Foodie Tales with Rick Stein

By Tessa Dunthorne

8 months ago

C&TH meets Cornwall's most famous chef

Rick Stein is the foodie king of Padstow, best known for his love of seafood cookery. But what does he whizz up for the family at Christmas? Here the celebrity chef shares his favourite recipe for a quick tiramisu, plus we delve into his foodie tales,  from kitchen disasters to an unforgettable cuttlefish risotto.

Q&A with Rick Stein

What’s your food philosophy?

There’s nothing more exhilarating than fresh fish simply cooked. 
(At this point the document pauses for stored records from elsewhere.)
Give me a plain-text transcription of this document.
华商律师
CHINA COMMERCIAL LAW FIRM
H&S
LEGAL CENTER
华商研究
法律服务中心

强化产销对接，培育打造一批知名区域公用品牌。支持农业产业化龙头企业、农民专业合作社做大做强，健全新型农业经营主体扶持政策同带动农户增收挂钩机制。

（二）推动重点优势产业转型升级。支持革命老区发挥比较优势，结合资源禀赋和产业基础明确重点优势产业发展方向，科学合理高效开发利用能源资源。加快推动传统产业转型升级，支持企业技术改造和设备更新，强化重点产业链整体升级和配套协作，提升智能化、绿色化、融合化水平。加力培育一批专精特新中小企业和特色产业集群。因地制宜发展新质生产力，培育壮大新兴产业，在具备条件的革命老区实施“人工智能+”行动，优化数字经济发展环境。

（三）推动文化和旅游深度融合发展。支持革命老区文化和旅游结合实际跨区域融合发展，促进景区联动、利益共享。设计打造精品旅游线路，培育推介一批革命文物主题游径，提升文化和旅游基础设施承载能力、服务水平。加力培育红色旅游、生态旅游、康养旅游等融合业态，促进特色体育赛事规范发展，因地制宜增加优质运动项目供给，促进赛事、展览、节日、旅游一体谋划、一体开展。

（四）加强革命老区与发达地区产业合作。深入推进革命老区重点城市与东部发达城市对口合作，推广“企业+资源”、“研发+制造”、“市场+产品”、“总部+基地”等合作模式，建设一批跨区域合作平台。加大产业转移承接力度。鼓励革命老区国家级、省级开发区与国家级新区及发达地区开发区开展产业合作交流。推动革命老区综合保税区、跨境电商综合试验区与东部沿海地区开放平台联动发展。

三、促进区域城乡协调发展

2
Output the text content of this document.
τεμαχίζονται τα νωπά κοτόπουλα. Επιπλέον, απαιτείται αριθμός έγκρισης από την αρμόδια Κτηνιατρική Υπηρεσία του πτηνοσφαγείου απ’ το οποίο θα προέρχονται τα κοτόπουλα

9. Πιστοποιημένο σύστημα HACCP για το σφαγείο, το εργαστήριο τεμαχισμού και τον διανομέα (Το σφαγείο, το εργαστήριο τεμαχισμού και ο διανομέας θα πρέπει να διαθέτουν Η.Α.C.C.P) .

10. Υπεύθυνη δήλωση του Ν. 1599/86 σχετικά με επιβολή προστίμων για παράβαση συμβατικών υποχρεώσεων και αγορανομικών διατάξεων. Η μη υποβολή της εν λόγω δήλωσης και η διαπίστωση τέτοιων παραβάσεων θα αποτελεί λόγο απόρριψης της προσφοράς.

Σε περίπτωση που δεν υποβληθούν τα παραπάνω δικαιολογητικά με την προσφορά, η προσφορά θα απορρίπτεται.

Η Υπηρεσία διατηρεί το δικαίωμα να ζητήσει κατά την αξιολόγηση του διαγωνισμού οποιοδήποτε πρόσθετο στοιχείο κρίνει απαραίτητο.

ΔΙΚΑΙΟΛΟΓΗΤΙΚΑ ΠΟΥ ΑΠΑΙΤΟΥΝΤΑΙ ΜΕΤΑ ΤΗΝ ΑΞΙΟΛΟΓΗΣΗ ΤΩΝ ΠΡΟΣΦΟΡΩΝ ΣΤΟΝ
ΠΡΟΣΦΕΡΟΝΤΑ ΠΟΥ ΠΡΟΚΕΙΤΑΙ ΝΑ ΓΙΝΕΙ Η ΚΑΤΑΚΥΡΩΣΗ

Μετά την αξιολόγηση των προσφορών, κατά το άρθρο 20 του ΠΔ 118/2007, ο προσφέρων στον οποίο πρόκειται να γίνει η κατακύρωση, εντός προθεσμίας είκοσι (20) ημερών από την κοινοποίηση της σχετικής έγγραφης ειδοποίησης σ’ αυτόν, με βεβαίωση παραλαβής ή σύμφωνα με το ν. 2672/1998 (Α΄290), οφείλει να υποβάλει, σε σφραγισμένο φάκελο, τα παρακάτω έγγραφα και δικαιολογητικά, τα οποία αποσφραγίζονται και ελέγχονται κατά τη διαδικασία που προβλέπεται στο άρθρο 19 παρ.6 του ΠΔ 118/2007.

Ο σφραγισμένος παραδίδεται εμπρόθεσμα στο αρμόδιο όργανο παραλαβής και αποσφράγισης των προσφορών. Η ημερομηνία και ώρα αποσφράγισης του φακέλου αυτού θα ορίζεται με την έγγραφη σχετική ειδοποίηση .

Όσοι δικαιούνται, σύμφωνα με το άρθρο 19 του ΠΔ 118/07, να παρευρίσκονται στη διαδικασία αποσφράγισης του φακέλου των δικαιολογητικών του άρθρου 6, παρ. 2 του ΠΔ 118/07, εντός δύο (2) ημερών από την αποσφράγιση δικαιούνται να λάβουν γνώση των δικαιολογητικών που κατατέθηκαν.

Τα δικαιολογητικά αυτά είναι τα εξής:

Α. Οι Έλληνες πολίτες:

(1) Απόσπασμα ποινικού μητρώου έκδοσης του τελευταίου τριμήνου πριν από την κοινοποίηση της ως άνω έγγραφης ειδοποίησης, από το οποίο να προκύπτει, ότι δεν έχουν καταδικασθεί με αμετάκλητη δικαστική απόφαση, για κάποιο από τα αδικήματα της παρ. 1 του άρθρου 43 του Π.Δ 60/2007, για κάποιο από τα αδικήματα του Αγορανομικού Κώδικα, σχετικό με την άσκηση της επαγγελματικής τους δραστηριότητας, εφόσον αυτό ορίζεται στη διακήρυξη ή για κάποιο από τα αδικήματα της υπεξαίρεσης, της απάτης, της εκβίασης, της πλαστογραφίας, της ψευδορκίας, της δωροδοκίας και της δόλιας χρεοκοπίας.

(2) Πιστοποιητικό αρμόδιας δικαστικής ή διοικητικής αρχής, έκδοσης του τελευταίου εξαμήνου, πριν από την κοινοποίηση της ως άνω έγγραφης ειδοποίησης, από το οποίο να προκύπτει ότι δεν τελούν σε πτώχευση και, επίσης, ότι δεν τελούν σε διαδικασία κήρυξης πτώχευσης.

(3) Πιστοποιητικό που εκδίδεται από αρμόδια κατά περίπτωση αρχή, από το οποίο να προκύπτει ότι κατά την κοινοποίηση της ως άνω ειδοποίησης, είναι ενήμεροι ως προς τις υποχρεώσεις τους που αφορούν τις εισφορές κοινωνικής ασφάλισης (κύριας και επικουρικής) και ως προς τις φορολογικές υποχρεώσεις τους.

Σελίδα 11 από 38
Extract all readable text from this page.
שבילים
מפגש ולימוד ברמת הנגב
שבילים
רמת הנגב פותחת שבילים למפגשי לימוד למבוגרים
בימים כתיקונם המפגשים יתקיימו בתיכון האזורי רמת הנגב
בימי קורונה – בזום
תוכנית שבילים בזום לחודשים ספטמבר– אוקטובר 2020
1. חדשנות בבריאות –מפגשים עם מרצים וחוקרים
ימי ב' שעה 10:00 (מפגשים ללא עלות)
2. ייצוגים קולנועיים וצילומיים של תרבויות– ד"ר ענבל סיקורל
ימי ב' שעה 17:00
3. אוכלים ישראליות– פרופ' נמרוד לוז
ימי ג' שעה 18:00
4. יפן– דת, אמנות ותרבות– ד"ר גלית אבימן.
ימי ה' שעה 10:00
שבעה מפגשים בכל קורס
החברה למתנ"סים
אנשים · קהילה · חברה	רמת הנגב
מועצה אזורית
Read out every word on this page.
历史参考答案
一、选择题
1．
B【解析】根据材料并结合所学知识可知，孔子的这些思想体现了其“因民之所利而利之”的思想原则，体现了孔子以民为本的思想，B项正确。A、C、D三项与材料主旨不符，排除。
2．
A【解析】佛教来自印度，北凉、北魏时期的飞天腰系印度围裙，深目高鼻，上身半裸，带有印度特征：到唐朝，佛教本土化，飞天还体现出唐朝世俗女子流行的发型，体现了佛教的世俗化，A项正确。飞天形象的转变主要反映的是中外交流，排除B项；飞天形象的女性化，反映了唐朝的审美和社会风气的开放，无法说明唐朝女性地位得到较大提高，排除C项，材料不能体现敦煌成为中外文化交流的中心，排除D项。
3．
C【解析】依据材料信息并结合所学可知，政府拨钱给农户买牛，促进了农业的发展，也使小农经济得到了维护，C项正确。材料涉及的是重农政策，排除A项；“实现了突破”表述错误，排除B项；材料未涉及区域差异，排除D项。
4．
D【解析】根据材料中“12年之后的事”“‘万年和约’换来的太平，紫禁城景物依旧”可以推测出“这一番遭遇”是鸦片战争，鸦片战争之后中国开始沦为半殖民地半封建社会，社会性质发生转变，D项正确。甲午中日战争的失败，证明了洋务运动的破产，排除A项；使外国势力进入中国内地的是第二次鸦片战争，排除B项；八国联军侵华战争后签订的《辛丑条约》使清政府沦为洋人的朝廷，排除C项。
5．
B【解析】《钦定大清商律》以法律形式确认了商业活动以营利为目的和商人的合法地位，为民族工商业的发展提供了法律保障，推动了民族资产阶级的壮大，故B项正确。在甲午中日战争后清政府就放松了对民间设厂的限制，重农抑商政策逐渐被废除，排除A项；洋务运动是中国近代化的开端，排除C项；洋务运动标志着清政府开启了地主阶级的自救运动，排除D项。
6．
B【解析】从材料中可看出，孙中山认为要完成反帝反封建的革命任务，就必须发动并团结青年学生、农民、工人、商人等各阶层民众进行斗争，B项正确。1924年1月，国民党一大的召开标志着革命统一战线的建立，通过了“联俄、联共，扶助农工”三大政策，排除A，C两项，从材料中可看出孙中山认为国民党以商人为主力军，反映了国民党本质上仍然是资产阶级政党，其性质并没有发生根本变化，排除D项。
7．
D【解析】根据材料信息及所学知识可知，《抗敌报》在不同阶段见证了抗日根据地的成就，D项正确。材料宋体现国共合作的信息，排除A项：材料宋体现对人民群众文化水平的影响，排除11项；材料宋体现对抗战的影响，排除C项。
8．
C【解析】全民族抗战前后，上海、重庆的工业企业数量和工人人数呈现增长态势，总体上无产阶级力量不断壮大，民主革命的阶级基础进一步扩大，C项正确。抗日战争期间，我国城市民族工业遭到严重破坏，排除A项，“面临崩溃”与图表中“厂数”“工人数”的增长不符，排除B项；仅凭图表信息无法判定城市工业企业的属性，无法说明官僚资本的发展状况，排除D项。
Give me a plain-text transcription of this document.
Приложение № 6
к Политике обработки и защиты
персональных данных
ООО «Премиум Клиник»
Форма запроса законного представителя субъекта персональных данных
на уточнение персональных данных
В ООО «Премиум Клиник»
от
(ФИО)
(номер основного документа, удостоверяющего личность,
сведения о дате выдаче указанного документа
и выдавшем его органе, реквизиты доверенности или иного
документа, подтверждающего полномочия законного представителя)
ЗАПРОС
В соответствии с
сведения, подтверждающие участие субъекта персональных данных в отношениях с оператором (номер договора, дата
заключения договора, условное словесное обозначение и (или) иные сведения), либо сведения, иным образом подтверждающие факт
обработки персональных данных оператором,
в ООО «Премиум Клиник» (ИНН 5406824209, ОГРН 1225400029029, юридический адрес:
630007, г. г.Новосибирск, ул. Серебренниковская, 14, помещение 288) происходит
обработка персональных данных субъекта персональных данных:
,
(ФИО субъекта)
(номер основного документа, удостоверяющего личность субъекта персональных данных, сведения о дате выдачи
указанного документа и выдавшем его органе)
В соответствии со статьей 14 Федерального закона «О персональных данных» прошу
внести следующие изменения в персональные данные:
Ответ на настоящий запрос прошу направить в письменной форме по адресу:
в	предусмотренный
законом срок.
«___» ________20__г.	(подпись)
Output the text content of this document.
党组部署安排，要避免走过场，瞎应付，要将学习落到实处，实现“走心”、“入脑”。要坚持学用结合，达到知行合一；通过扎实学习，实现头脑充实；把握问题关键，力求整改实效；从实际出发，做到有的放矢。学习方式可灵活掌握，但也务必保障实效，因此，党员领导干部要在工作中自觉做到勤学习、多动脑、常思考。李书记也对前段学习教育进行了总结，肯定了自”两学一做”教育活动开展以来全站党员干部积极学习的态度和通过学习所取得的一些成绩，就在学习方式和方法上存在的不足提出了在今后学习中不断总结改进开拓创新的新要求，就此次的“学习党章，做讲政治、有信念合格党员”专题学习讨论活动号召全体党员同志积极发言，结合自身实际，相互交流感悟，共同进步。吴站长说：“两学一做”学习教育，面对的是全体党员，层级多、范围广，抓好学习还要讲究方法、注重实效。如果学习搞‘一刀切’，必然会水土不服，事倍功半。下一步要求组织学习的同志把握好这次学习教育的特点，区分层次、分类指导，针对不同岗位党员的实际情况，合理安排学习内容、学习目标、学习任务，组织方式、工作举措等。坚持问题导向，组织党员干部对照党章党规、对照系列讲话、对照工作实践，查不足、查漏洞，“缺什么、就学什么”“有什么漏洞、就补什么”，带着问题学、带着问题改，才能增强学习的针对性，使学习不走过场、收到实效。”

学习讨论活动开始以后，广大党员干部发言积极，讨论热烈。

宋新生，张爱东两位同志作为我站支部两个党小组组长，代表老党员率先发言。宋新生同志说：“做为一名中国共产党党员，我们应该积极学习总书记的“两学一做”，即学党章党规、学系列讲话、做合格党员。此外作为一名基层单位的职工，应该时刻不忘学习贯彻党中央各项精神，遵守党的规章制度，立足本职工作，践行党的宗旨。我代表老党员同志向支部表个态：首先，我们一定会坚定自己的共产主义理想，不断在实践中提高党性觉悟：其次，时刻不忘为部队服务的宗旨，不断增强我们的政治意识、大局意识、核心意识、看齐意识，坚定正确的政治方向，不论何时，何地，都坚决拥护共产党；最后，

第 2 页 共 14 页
What was the first dish you learnt to cook?

Egg mayonnaise, at The Great Western Royal Hotel in Paddington. 

Your comfort food?

I know it sounds too simple but I love fresh Cornish crab meat, homemade mayonnaise and sourdough bread. 

The Seafood Restaurant, Padstow

Most vivid childhood food memory?

Grilled mackerel, new potatoes and runner beans at our house on Trevose Head near Padstow.

Favourite ingredient that’s in season now?

Red mullet from Cadgwith in Cornwall. We stuff it with white crab meat and roast it. 

Biggest mistake you’ve made in the kitchen?

We poached a whole turbot in a turbot kettle on Christmas Eve last year with Hollandaise sauce. I had recently installed an InSinkErator and put the turbot bones down it after the main course. The blades turned the bones into the consistency of sand, which blocked everything, and turbot water poured out all over the floor everywhere. 

Most memorable meal?

A simple risotto of cuttlefish cooked in cuttlefish ink in Croatia, when we were filming From Venice to Istanbul. I still have a picture of me with black lips looking like The Joker. 

When was the last time you sent something back?

At a restaurant in Balmoral in Sydney. All the starters and the main courses arrived at once, some mistake surely.

When you’re not in the kitchen, where are you?

I remember a cartoon ages ago in The Guardian: a guest asked the waiter ‘where’s the chef?’ Answer: ‘He’s doing his main job, signing books’. 

Do you have any unusual rules in your kitchen?

Pete Murt, our Head Chef at The Seafood, has put this up in large letters: ‘Do or do not, there is no try’. 

What’s in your fridge right now?

There are some langoustines left over from filming, some cold pot roast brisket, tartare sauce and about 48 eggs. 

Least favourite ingredient?

I’m not that fond of truffle oil.

Who would you most like to take out for dinner ?

My wife Sas. We’d go to Riva in Barnes, London and since we don’t like to choose the same starters we’d fight over who’d get the vitello tonnato.

Recipe: Rick Stein’s Last Minute Cheat’s Tiramisu

Obviously there is nothing that can beat a proper tiramisu, but this is so quick and so lovely and it really does take just minutes to make.

Rick Stein's tiramisu


Serves 4

  • 150ml whipping or double cream
  • 250g mascarpone, at room temperature
  • 40g icing sugar, sifted
  • 50ml Baileys or Marsala
  • 150ml espresso coffee, cooled
  • 8–12 sponge fingers or 4 trifle sponges
  • Cocoa powder, for dusting or a chocolate flake, crumbled 


  1. Lightly whip the cream in a bowl until it’s only just starting to thicken. 
  2. Whisk the mascarpone with the Baileys or Marsala to soften, add the icing sugar, then fold into the cream. 
  3. Pour the coffee into a separate bowl. 
  4. Dip the sponges into the coffee and then divide half of them between four glasses or small bowls. 
  5. Add half the cream mixture, again dividing it between the bowls, then repeat the layers of sponge and cream. 
  6. Dust generously with cocoa powder or crumbled chocolate. 
  7. Refrigerate until ready to serve or serve immediately if making at the last minute.

Recipe from Rick Stein’s Simple Suppers (£28, BBC Books), out now.